Al principio los religiosos lo emplearon en oficios humildes y domésticos, como lavar loza, servir en el comedor, etc. (a él que era de familia rica y distinguida), y lo hizo con muy buena voluntad y verdadera alegría.
Luego fue admitido en el noviciado donde resultó ser un verdadero modelo de santidad para todos. Se propuso hacer extraordinariamente bien las cosas ordinarias. Solamente alcanzó a durar nueve meses en aquella vida religiosa, pero fueron suficientes para dejar gran fama de piadoso, amable, servicial, buen trabajador, y excelente estudiante.
Su amor a Jesús Sacramentado era tan ardiente que cuando entraba al templo, su rostro se le volvía resplandeciente o se enrojecía. Y durante la santa misa o después de comulgar, frecuentemente era arrebatado en éxtasis, y quedaba como fuera de sí, sin darse cuenta de lo que sucedía a su alrededor.
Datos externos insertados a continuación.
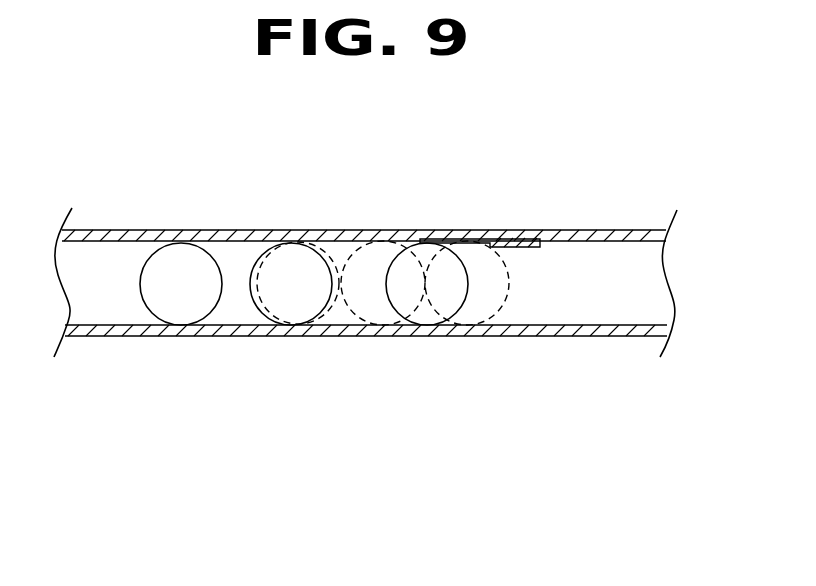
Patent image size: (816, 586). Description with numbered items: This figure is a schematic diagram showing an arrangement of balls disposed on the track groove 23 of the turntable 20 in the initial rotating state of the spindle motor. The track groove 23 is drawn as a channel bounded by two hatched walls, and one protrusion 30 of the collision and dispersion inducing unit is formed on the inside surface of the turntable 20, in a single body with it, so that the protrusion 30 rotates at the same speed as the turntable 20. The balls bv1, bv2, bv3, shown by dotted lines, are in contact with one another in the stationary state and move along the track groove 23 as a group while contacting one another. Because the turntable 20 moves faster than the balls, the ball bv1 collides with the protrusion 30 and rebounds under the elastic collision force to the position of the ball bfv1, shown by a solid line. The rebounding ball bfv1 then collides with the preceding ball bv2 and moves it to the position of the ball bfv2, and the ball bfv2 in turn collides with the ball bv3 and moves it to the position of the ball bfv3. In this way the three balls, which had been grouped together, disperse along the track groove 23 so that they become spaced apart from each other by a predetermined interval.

The turntable 20 is at (338, 447).
The track groove 23 is at (537, 293).
The protrusion 30 is at (540, 247).
The ball after rebounding bfv1 is at (424, 305).
The ball after rebounding bfv2 is at (292, 298).
The ball after rebounding bfv3 is at (180, 313).
The ball before rebounding bv1 is at (470, 305).
The ball before rebounding bv2 is at (365, 305).
The ball before rebounding bv3 is at (256, 296).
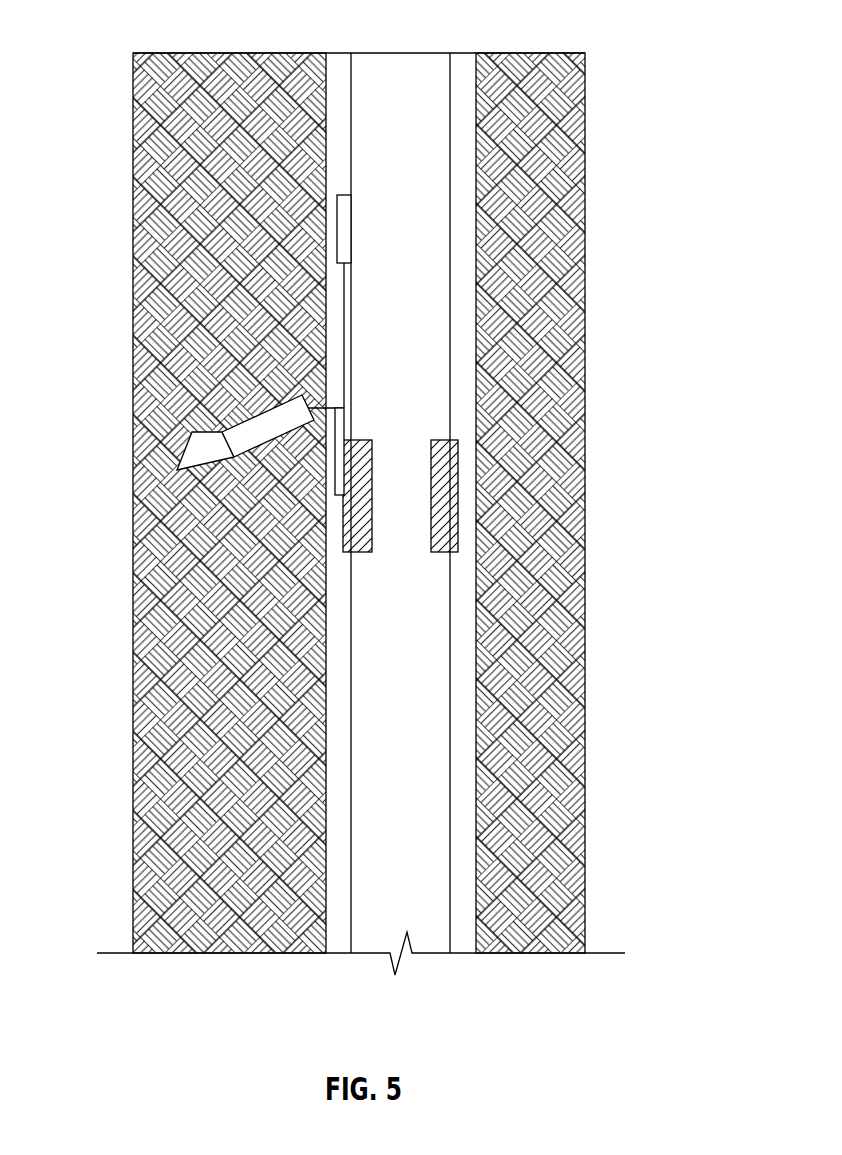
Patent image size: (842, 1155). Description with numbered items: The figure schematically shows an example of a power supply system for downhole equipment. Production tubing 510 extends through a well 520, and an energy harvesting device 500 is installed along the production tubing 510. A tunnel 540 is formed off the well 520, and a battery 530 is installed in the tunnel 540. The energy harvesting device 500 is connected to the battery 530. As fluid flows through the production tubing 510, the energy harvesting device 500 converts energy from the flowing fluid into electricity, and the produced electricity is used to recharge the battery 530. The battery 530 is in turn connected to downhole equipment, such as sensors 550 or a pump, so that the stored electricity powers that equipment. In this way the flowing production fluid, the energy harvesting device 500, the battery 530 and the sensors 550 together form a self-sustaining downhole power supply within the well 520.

The energy harvesting device 500 is at (345, 518).
The production tubing 510 is at (452, 292).
The well 520 is at (415, 33).
The battery 530 is at (273, 418).
The tunnel 540 is at (192, 432).
The sensors 550 is at (337, 233).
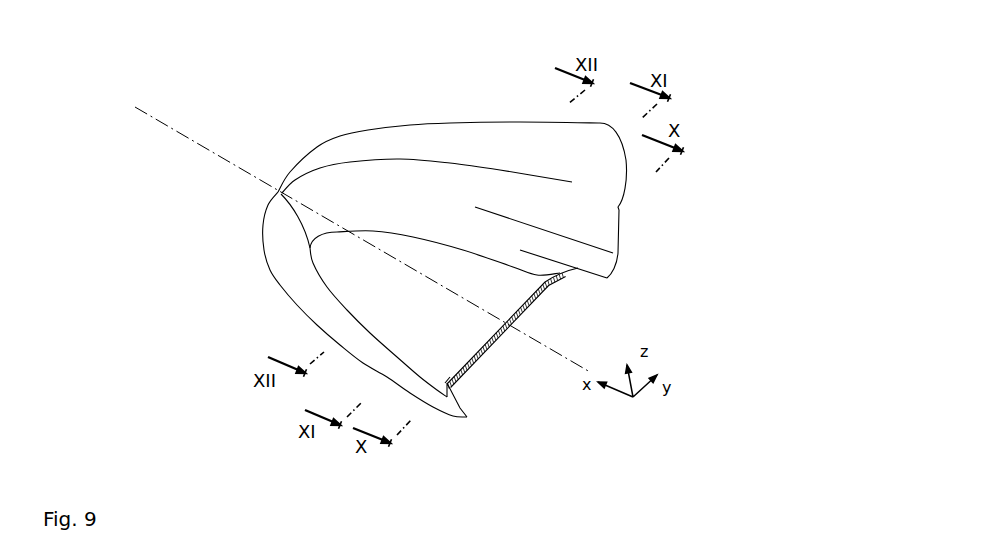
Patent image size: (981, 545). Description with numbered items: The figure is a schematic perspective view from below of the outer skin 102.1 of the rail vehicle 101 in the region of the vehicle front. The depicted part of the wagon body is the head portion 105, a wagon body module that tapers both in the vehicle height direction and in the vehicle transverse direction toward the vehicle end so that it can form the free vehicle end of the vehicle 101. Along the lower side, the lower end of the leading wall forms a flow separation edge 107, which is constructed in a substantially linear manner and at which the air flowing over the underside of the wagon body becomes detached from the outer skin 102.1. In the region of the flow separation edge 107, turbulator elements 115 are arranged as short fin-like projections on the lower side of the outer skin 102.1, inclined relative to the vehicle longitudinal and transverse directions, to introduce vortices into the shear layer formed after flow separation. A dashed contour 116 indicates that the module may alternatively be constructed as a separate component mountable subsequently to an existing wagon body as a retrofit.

The rail vehicle 101 is at (775, 78).
The head portion 105 is at (368, 131).
The outer skin 102.1 is at (278, 192).
The dashed contour 116 is at (313, 262).
The flow separation edge 107 is at (518, 318).
The turbulator element 115 is at (472, 365).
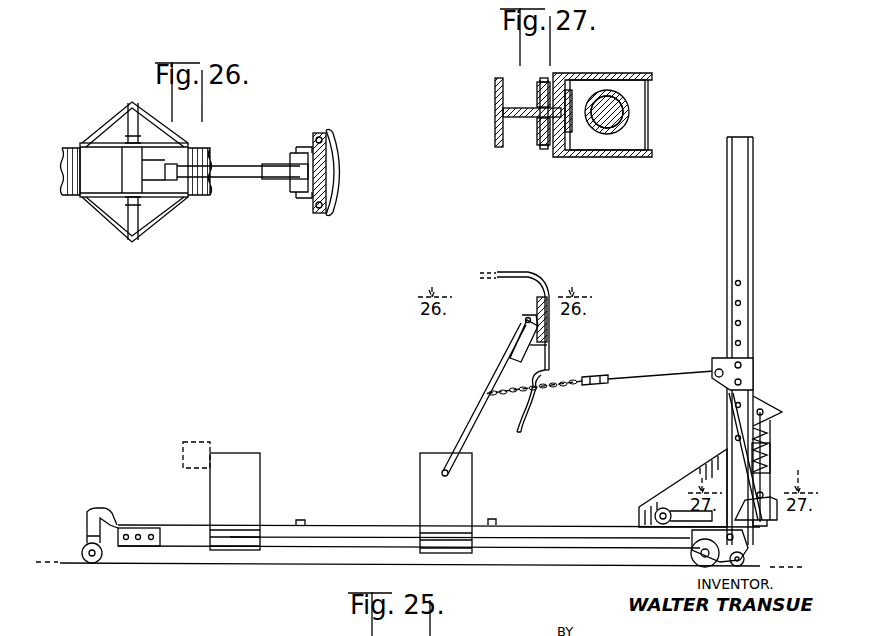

Polonia, el país de Estanislao, es una tierra donde hace intenso frío. Y en cambio los calores de Roma son casi insoportables en el mes de agosto. Y esto afectó fuertemente la salud del joven novicio y al principio de agosto empezó a sentirse muy mal. El 10 de agosto charlando con un religioso le dijo: "Estoy pensando cómo será de grande y bonita en el cielo la fiesta de la Asunción de la Virgen María. Desearía ir este año a presenciarla". Y Dios le concedió su buen deseo.
Empezó a agravarse, y aunque los padres de la comunidad creían que la enfermedad le pasaría muy pronto, él estaba seguro de que la hora de su muerte estaba para llegar.
Y así el 15 de agosto de 1568, cuando sólo tenía 18 años, voló a la eternidad. Fue a presenciar la fiesta de la Asunción de la Virgen, en el cielo, como era su deseo.
Poco después llegó el hermano a llevárselo por la fuerza a Polonia, y se encontró con la amarga noticia de que había muerto. El pobre Pablo quedó toda la vida con el remordimiento de haber tratado tan duramente a Estanislao, y llegó a ser después un fervoroso creyente, y asistió a la beatificación de su hermano.
Por su intercesión se obtuvieron numerosos milagros, y el Santo Padre lo canonizó y lo declaró patrono de los novicios y de los que se preparan al sacerdocio.